Monday, Jul. 03, 1939

Also Showing

Good Girls Go to Paris (Columbia), before the Hays office gave it a brush-off, had a Too in its title. As it stands, Paris is just a naughty notion in the head of a waitress named Jenny Swanson (Joan Blondell), who has big gold-digging ideas but not the true killer instinct. Jenny ends up as a sort of middle-aged Shirley Temple, patching up a flock of romantic tatters, curing rich old Olaf Brand's gouty hypochondria with extra blankets and aquavit, reminding him: "Swedes need to sweat." Nearest Jenny ever gets to Paris high life is Manhattan's sotty El Morocco, where she surveys all the bibbing and napery with a waitress's eye, concludes: "I bet this place has a lot of dirty linen."

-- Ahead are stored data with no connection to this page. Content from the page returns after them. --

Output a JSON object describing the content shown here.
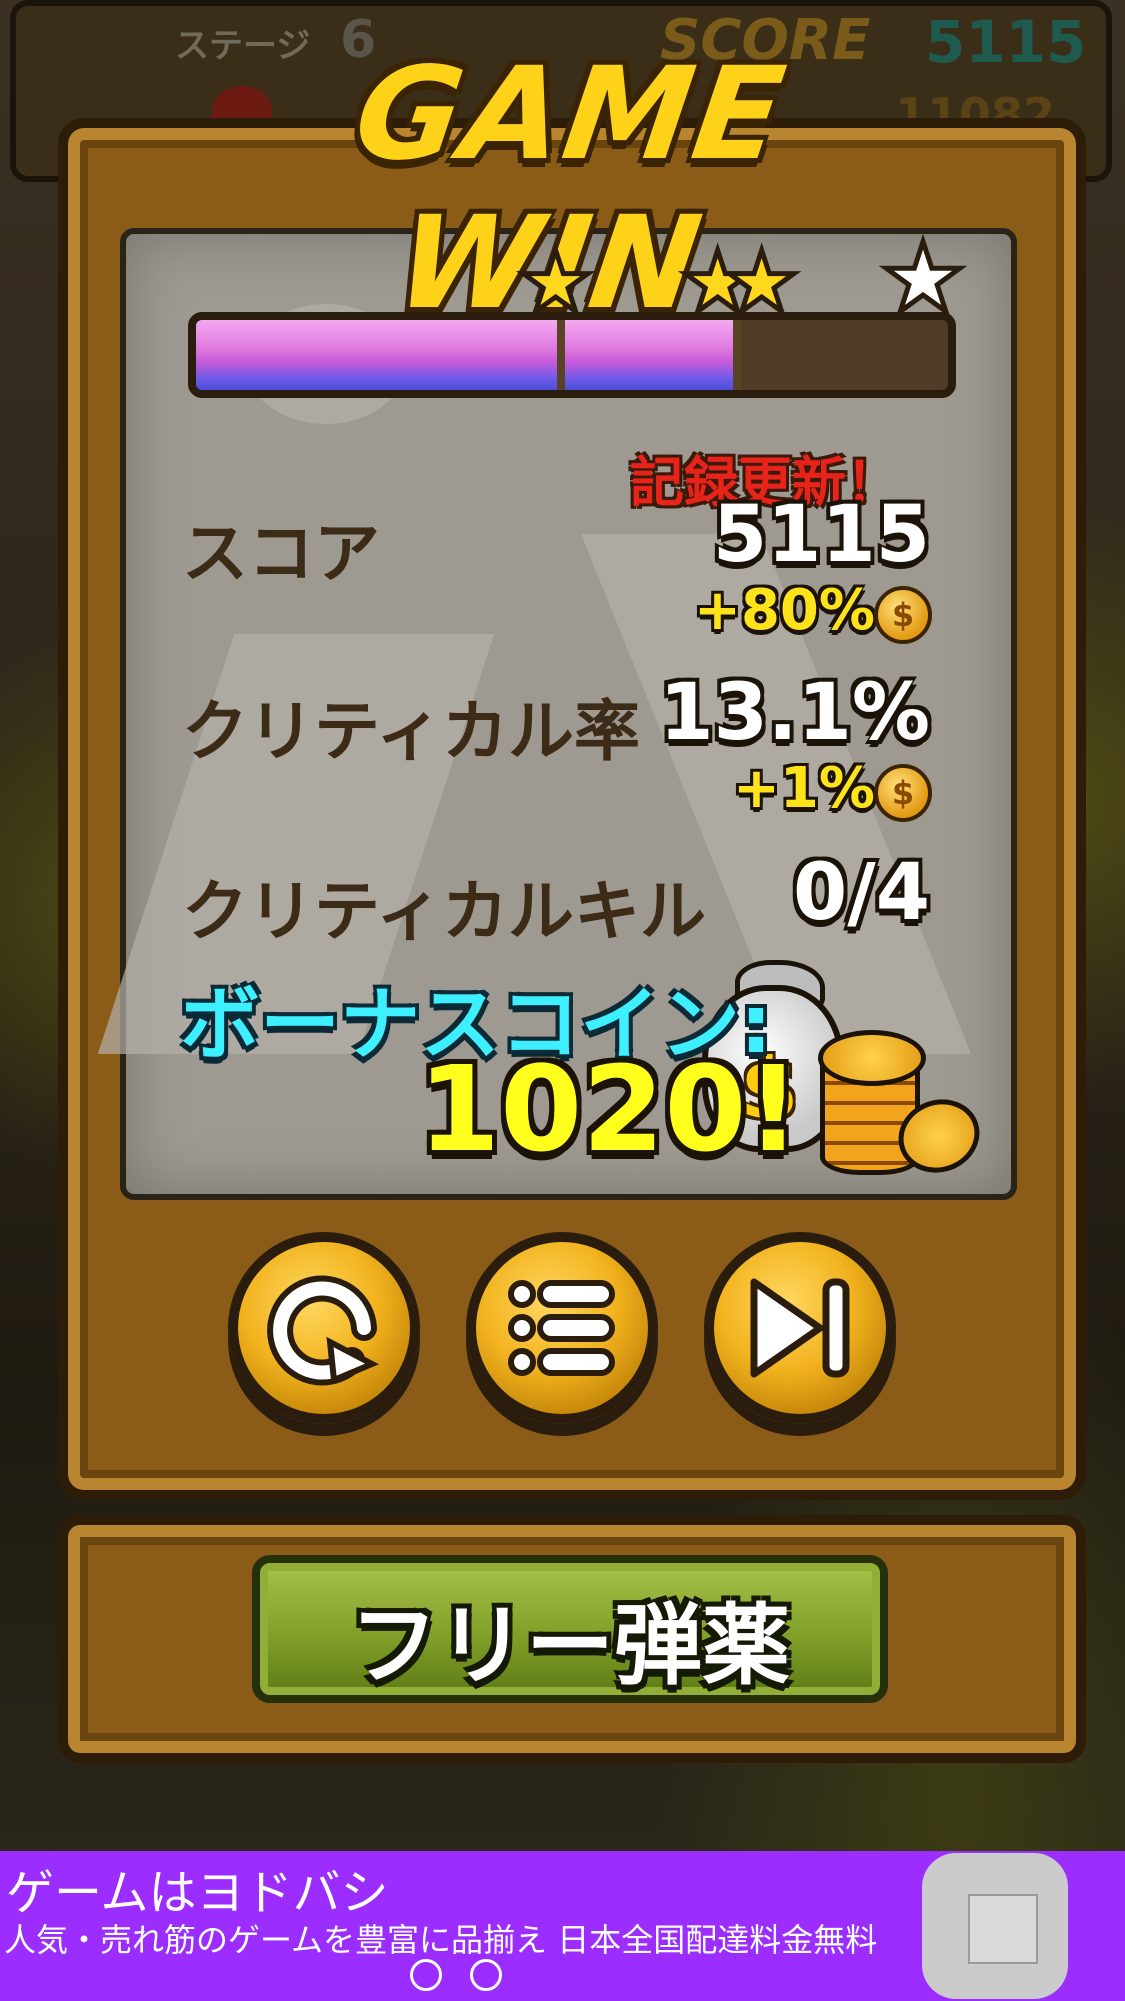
{
  "hud": {
    "stage_label": "ステージ",
    "stage_number": "6",
    "score_label": "SCORE",
    "score_value": "5115",
    "high_score_partial": "11082"
  },
  "title": "GAME WIN",
  "progress": {
    "fill_fraction": 0.73,
    "thresholds": [
      0.49,
      0.73
    ],
    "stars": [
      "gold",
      "gold-double",
      "white"
    ]
  },
  "record_label": "記録更新！",
  "stats": [
    {
      "label": "スコア",
      "value": "5115",
      "bonus": "+80%"
    },
    {
      "label": "クリティカル率",
      "value": "13.1%",
      "bonus": "+1%"
    },
    {
      "label": "クリティカルキル",
      "value": "0/4"
    }
  ],
  "bonus_coin": {
    "label": "ボーナスコイン:",
    "value": "1020!"
  },
  "buttons": {
    "retry_icon": "retry-icon",
    "menu_icon": "menu-list-icon",
    "next_icon": "next-stage-icon"
  },
  "free_ammo_label": "フリー弾薬",
  "ad": {
    "title": "ゲームはヨドバシ",
    "text": "人気・売れ筋のゲームを豊富に品揃え 日本全国配達料金無料",
    "bg_color": "#9b2dff"
  },
  "colors": {
    "accent_gold": "#ffd21a",
    "bonus_cyan": "#3ef0ff",
    "record_red": "#e8231a",
    "coin_yellow": "#ffe31a"
  }
}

S O S--Tidal Wave (Republic). To frighten Good-Government voters away from the polls, a political machine fakes a terrifying television broadcast of an earthquake and tidal wave which topples Manhattan's Empire State Building, beaches a Leviathan in Wall Street, wipes Grand Central off the timetables. But it doesn't work.

Mr. Moto Takes a Vacation (Twentieth Century-Fox), but it is a busman's holiday. Detective Moto (Peter Lorre) convoys a much-coveted bauble on a voyage from Honolulu to San Francisco, spends most of the time tossing red herring back into a sea of circumstance.